Poi è la volta di Gerulaitis e in semifinale di Clerc; sul match point l'argentino protesta anche dopo il "jeux, set, match" di Jacques Dorfmann e allora Wilander, che non vuole vincere con una palla dubbia, concede a Clerc di rigiocare il punto. In finale Vilas arriva alla palla per salire 2 set a zero, ma Wilander, che di anni ne ha 13 in meno, vince in rimonta in 4 ore e 42 minuti. A premiarlo ci pensano Jean Borotra e Philippe Chatrier, il primo è uno dei leggendari "Quattro Moschettieri", il secondo è il presidente della federazione francese e internazionale.
Ma il clou della stagione deve ancora venire. A Wimbledon c'è un superfavorito, McEnroe, che approda in scioltezza in finale lasciando un set per strada nei quarti a Johan Kriek. Lo sfidante è Connors, testa di serie numero 2, facilitato da un tabellone niente male che gli propone Gene Mayer nei quarti a Mark Edmondson in semifinale. La finale, la prima della storia di Wimbledon giocata di domenica (le televisioni americane hanno finalmente vinto la battaglia con il club) non è indimenticabile, ma molto serrata e incerta. McEnroe arriva al tie-break del quarto avanti due set a uno; concretizza il mini break che lo manda avanti 3-2. Ma Jimbo risorge, arriva a tre punti dalla sconfitta, poi si scatena, vince il tie-break e, una volta girata l'inerzia della partita, la conduce in porto senza ulteriori tentennamenti. Tra la stretta di mano con Mac e l'inchino al duca di Kent, Jimbo con l'indice della mano chiama in campo la bellissima moglie Patti McGuire, incredula di vedere il suo eroe rivincere Wimbledon.
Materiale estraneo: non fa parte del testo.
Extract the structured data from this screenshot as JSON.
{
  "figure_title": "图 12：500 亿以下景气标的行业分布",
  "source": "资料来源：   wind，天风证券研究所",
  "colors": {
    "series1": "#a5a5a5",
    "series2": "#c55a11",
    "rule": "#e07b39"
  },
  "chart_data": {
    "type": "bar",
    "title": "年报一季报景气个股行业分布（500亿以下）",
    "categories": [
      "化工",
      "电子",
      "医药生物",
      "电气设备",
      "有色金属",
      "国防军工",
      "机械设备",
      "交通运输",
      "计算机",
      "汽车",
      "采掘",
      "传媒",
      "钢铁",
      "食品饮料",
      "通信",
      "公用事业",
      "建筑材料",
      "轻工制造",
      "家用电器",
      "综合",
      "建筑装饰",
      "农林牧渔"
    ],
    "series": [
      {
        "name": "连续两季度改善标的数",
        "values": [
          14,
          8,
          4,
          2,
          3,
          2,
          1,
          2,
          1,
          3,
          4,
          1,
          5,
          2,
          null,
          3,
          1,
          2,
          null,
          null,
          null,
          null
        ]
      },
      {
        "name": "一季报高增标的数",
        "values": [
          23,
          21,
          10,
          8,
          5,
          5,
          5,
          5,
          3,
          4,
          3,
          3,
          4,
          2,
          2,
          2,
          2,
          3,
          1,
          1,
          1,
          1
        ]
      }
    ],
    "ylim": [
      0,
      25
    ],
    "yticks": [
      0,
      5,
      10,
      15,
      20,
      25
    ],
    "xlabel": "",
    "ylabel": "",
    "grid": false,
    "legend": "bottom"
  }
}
Passano due mesi e Connors, a quattro anni dall'ultimo successo, si riprende anche l'Open degli Stati Uniti con quell'arroganza agonistica che da sempre contraddistingue ogni sua vittoria. In semifinale ci sono le prime quattro teste di serie. Lendl mette con le spalle al muro McEnroe, ormai diventato impotente contro il ceco, Connors invece impiega quattro set per arginare Vilas. A decidere la finale in favore di Jimbo è la sua arma migliore, ovvero la risposta, che manda in crisi un Lendl privo di forza d'animo. Per Connors è il settimo Slam, per Lendl la seconda grande finale perduta.
Kriek e Denton si contendono nuovamente l'Open d'Australia che va ancora al sudafricano (questa volta in tre set), McEnroe vendica l'annataccia riportando gli americani al successo in coppa Davis. Ma più della finale vinta a Grenoble (terra rossa al coperto) contro Noah (piegato in 4 ore e 21 minuti da McEnroe nel match che apre la sfida) e Leconte, messi ko già dopo il doppio di sabato, a passare alla storia è il decisivo match dei quarti di finale che Stati Uniti e Svezia giocano sul veloce di St. Louis. John e Mats danno vita a un match spettacolare di 6 ore e 22 minuti vinto da Mac per 9-7 6-2 15-17 3-6 8-6. E' l'ultima sconfitta subita dalla Svezia prima della finale, fino alla disfatta di Cagliari del 1990 contro gli azzurri.